The Concept of Classloaders

Classloaders, as the name suggests, are responsible for loading classes within the JVM. Before your class can be executed or accessed, it must become available via a classloader. Given a class name, a classloader locates the class and loads it into the JVM. Classloaders are Java classes themselves. This brings the question: if classloaders are Java classes themselves, who or what loads them?

When you execute a Java program (i.e., by typing java at a command prompt), it executes and launches a native Java launcher. By native, I mean native to your current platform and environment. This native Java launcher contains a classloader called the bootstrap classloader. This bootstrap classloader is native to your environment and is not written in Java. The main function of the bootstrap classloader is to load the core Java classes.

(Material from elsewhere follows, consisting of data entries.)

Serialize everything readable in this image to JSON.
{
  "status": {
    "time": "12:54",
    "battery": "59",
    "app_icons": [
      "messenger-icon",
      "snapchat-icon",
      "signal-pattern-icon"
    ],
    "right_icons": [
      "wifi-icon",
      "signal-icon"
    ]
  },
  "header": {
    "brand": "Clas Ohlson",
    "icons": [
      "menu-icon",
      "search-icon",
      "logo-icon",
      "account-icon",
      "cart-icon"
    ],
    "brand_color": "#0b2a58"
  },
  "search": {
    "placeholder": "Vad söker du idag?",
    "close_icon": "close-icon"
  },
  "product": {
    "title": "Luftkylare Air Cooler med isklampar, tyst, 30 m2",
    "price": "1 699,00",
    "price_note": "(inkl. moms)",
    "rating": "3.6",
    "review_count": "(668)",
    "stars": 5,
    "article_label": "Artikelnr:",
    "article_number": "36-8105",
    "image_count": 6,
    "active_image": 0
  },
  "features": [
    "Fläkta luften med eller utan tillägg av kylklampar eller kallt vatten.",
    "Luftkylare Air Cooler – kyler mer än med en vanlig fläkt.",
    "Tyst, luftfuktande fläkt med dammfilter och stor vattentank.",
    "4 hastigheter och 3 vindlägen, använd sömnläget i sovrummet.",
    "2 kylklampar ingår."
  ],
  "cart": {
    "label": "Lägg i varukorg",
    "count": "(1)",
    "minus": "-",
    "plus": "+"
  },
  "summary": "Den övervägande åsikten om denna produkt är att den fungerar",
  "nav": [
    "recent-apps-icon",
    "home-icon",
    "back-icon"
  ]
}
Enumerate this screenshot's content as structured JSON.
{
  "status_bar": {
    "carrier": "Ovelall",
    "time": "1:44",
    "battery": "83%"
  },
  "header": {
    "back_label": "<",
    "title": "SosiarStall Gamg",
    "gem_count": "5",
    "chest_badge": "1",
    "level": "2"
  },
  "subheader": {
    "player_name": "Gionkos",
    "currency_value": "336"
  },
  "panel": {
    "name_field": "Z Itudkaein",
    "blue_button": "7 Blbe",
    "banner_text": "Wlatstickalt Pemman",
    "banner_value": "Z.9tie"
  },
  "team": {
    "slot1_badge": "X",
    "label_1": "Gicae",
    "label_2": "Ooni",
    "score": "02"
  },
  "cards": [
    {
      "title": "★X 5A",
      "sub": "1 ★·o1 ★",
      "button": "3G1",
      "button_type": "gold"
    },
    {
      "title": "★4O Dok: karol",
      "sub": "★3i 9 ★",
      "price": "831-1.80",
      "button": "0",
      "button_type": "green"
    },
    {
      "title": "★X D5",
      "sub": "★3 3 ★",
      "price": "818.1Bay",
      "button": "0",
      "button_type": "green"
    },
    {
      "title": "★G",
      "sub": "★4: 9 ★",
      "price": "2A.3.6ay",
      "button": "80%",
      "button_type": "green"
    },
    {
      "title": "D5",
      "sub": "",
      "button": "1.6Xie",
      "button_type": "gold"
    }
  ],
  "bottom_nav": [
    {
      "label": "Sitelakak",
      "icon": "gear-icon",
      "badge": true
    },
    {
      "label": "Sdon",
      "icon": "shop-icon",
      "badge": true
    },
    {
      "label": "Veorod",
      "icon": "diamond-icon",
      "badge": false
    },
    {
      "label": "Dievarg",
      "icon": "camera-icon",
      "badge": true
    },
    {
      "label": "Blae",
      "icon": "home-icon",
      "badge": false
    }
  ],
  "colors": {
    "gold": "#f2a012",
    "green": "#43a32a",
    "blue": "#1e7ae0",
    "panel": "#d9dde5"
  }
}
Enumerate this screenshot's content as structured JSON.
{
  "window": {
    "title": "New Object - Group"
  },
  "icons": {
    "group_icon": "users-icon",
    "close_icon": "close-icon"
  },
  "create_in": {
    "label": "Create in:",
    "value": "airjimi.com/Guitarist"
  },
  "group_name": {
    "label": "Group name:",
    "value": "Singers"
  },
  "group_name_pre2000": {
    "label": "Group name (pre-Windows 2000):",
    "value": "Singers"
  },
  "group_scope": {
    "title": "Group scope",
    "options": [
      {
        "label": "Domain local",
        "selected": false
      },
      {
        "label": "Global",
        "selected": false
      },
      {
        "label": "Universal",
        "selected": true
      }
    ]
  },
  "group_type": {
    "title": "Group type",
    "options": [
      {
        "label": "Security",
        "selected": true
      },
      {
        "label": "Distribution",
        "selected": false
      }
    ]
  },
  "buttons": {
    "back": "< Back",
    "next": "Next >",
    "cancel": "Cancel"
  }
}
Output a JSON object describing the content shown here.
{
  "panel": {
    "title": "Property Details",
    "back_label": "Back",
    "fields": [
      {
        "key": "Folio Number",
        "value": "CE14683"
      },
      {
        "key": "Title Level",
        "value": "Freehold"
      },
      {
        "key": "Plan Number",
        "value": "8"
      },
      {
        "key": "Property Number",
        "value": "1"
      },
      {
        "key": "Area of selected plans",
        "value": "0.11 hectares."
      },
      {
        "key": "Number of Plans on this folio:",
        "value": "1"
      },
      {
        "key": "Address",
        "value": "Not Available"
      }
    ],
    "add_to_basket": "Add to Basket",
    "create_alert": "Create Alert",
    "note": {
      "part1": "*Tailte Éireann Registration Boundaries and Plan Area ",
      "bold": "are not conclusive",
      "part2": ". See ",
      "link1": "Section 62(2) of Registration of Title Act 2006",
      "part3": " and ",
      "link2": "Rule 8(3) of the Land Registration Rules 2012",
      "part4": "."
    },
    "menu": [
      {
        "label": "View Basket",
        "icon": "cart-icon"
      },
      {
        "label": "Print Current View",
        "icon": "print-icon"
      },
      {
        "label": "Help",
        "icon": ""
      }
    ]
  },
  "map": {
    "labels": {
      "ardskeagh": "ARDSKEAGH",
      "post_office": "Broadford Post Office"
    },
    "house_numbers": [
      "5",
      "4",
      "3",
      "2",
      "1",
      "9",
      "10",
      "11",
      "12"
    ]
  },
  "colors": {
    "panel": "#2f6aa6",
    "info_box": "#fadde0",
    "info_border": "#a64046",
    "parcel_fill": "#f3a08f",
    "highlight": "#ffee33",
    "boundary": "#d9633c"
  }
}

Figure 1; Classloader delegation hierarchy

The JVM implements two other classloaders by default. The bootstrap classloader loads the extension and application classloaders into memory. Both are written in Java. As mentioned before, the bootstrap classloader loads the core Java classes (for example, classes from the java.util package). The extension classloader loads classes that extend the core Java classes (e.g., classes from the javax packages, or the classes under the ext directory of your runtime). The application classloader loads the classes that make up your application.

All three default classloaders follow the delegation model. Before a child classloader tries to locate a class, it delegates that task to a parent. When your application requests a particular class, the application classloader delegates this request to the extension classloader, which in turn delegates it to the bootstrap classloader. If the class that you requested is a Java core class, the bootstrap classloader will make the class available to you. However, if it cannot find the class, the request returns to the extension classloader, and from there to the application classloader itself. The idea is that each classloader first looks up to its parent for a particular class. Only if the parent does not have the class does the child classloader try to look it up itself.

In application servers, each separately-deployed web application and EJB gets its own classloader (normally; this is certainly the case in WebLogic). This classloader is derived from the application classloader and is responsible for that particular EJB or web application. (Note that if an application is deployed as an EAR file--a combination of EJB and webapps--it gets one classloader, no more). This new classloader loads all classes that the webapp or EJB require that are not already part the Java core classes or the extension packages. It is also responsible for loading and unloading of classes, a feature missing from the default classloaders. This feature helps in hot deploy of applications.

When WebLogic starts up, it uses the Java-supplied application classloader to load the classes that make up its runtime. It then launches individual classloaders, derived from the Java application classloader, which load the classes for individual applications. The individual classloaders are invisible to the classloaders of the other applications; hence, classes loaded for one particular application will not be seen by another application.


Figure 2: Individual application classloaders

What if you want to make a single class available to all applications? Load it in a top-level classloader. This could be in the classpath of WebLogic. When WebLogic starts, it will automatically load this class in memory using the Java-supplied application classloader. All sub-application classloaders get access to it. However, the negatives of this approach are clear too. First, you lose the capability of hot deploy for this particular class in all individual applications. Second, any change in this class means that the server needs to be restarted, as there is no mechanism for a Java application classloader to reload classes. You will need to weigh in the pros and cons before you take this approach.